Kasıtlı yangınlar çıkarılıyor
Ayrıca, kasıtlı ateşleme gibi doğrudan nedenlere de işaret eden Samira Shaghlan, "Geçmişte çobanlar ekolojik dengenin, otlatma zamanlarının belirlenmesinin ve bitkilerin yenilenmesine izin verilmesinin önemini anlıyorlardı. Ancak günümüzde, düzensiz uygulamalar bitki örtüsünün tükenmesine ve yanıcı bir ortamın oluşmasına yol açıyor” diye ifade ediyor.
Yangın bölgeleri için izleme ve tahmin mekanizmaları oluşturulmasını isteyen Samira Shaghlan, resmi kurumların çalışmalarında modernizasyon ve geliştirmenin önemini vurguluyor.
Doğa savunmasız
Samira Shaghlan, Yeşil Dağ'daki biyoçeşitliliğe yönelik yangınların oluşturduğu tehdit konusunda uyarırken konuşmasına şu sözlerle devam ediyor:
"Yeşil Dağ, hem bitkiler hem de hayvanlar açısından Libya'nın biyoçeşitliliğinin yaklaşık yüzde 80'ini barındırıyor ve bu da onu nadir bir doğal hazine haline getiriyor. Ancak bu hazine, tekrarlanan yangınlar nedeniyle aşınıyor. Kuru ve zayıf bitkiler tutuşmaya daha yatkındır ve yangınlar büyük ağaçlara ulaşıp onları tamamen yok edebilir. Hayvanlara gelince, kaplumbağalar gibi hızla kaçamayan yavaş hareket eden türler, ölüm tehdidine karşı en savunmasız olanlardır.

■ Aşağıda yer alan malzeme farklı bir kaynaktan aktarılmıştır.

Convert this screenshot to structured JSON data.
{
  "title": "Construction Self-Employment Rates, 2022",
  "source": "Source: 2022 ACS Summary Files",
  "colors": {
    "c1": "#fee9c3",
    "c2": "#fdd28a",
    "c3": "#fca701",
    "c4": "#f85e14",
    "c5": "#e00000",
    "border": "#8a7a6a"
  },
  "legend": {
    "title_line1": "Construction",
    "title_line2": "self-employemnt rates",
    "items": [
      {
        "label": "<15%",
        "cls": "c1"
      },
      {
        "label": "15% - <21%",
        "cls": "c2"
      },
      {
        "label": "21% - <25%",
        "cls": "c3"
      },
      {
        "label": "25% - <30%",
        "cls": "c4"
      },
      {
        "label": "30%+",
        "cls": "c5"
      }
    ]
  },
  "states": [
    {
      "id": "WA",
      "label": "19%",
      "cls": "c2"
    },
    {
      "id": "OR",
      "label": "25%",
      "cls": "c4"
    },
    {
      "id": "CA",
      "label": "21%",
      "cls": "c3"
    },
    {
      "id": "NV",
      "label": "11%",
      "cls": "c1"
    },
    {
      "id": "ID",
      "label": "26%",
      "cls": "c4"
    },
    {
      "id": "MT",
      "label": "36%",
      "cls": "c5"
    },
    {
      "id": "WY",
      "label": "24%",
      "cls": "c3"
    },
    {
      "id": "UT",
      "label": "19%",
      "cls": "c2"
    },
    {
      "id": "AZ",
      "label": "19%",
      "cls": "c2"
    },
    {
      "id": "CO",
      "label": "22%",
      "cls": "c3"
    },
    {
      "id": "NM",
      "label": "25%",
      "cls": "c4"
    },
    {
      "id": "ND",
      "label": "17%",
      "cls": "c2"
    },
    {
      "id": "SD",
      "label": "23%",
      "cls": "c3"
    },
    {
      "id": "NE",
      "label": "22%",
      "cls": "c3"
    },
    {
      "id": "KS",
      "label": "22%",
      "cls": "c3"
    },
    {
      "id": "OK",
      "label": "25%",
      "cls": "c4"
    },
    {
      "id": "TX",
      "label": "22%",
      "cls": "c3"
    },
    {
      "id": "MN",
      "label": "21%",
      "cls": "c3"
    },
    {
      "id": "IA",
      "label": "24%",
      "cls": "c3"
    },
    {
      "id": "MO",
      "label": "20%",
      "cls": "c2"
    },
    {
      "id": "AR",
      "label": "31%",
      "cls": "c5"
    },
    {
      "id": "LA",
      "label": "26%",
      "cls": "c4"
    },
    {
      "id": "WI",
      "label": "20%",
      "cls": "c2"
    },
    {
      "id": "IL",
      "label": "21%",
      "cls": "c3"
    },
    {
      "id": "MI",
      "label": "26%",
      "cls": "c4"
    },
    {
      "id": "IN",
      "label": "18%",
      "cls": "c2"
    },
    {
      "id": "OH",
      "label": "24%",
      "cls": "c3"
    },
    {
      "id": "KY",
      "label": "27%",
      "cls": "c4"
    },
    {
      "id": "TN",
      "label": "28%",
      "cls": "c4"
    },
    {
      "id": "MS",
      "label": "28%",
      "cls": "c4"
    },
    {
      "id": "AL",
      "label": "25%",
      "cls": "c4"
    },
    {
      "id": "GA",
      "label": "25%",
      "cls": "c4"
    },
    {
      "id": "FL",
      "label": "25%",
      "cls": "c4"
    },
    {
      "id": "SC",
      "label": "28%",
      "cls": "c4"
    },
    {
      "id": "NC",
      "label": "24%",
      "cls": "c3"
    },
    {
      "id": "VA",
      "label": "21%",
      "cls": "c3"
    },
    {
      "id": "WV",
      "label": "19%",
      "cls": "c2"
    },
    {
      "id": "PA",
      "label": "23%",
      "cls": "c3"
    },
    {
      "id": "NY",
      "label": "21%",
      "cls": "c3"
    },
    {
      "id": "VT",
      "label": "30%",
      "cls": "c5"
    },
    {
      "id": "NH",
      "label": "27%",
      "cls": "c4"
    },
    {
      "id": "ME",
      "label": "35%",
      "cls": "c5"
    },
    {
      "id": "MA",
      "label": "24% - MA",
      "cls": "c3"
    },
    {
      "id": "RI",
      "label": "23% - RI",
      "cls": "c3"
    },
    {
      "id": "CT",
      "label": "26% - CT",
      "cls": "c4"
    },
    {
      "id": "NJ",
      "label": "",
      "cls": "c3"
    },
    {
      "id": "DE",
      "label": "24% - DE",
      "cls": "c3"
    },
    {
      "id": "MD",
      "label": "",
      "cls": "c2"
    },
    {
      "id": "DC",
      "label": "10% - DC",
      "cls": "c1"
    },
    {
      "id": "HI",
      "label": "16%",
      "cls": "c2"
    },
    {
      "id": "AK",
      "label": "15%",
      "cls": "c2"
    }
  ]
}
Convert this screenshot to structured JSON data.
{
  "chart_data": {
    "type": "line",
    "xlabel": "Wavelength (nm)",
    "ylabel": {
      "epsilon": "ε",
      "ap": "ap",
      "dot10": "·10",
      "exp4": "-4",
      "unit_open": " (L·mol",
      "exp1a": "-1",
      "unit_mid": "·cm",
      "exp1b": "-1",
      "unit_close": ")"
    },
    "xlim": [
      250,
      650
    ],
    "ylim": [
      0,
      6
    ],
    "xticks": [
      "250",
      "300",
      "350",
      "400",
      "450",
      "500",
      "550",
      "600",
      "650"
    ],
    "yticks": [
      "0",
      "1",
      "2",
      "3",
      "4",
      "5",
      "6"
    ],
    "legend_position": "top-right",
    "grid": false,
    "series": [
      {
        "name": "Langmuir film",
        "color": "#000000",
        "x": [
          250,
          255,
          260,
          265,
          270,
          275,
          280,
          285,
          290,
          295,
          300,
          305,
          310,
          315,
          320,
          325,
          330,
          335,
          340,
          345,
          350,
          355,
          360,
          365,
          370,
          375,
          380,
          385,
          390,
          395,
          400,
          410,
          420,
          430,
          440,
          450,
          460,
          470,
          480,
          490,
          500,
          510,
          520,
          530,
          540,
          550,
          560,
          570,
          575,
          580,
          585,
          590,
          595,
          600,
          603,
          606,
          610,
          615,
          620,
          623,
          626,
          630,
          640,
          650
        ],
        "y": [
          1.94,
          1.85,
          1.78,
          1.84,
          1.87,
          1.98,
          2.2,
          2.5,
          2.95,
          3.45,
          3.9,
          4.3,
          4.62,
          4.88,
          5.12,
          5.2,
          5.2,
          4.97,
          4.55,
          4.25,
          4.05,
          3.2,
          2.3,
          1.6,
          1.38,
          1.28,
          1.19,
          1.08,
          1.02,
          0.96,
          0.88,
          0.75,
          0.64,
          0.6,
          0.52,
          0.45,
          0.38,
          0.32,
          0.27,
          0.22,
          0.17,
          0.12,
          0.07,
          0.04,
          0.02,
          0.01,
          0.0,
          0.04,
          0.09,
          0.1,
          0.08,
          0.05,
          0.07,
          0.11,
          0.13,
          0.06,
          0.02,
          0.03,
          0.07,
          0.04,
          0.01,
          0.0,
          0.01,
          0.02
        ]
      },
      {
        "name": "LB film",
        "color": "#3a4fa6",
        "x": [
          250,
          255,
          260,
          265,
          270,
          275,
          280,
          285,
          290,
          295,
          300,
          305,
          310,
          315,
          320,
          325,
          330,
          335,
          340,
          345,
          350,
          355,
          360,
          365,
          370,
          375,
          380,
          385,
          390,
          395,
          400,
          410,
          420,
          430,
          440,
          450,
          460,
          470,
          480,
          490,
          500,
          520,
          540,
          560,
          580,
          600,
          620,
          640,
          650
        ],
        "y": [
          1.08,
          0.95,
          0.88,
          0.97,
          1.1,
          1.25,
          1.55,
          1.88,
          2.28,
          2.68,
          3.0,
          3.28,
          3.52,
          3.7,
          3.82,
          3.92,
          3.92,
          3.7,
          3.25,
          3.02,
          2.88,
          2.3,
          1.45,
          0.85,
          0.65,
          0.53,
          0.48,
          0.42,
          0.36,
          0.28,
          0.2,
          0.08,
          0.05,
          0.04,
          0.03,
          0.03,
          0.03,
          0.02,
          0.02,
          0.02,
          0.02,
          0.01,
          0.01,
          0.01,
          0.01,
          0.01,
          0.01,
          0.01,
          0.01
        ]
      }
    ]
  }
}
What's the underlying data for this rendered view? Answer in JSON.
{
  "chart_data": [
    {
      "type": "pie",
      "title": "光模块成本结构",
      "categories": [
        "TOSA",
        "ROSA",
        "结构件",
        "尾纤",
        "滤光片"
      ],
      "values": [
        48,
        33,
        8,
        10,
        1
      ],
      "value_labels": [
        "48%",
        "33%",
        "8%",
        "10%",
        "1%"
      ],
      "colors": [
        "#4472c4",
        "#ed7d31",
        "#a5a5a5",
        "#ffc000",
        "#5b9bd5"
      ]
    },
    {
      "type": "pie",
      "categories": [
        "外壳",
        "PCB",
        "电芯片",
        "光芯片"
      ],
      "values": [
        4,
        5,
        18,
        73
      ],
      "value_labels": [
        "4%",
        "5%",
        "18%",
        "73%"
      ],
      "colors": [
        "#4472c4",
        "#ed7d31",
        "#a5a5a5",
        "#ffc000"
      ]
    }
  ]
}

Son zamanlarda yangınların onları nasıl yok ettiğini gördük."
‘Çözümler toplum farkındalığıyla başlar’
Samira Shaghlan, çevreyi koruma konusunda çevre bilincini yaymanın temel taş olduğuna inanıyor ve "Yerel halktan başlamalıyız. Dijital medyayı, okulları, camileri ve diğer platformları kullanmak büyük bir fark yaratabilir. Vatandaşlar doğaya saygılı davranmayı bildiklerinde, afet olasılığı azalır" diyor. Samira Shaghlan, ayrıca çevre yasalarının sıkı bir şekilde uygulanması çağrısında bulunuyor.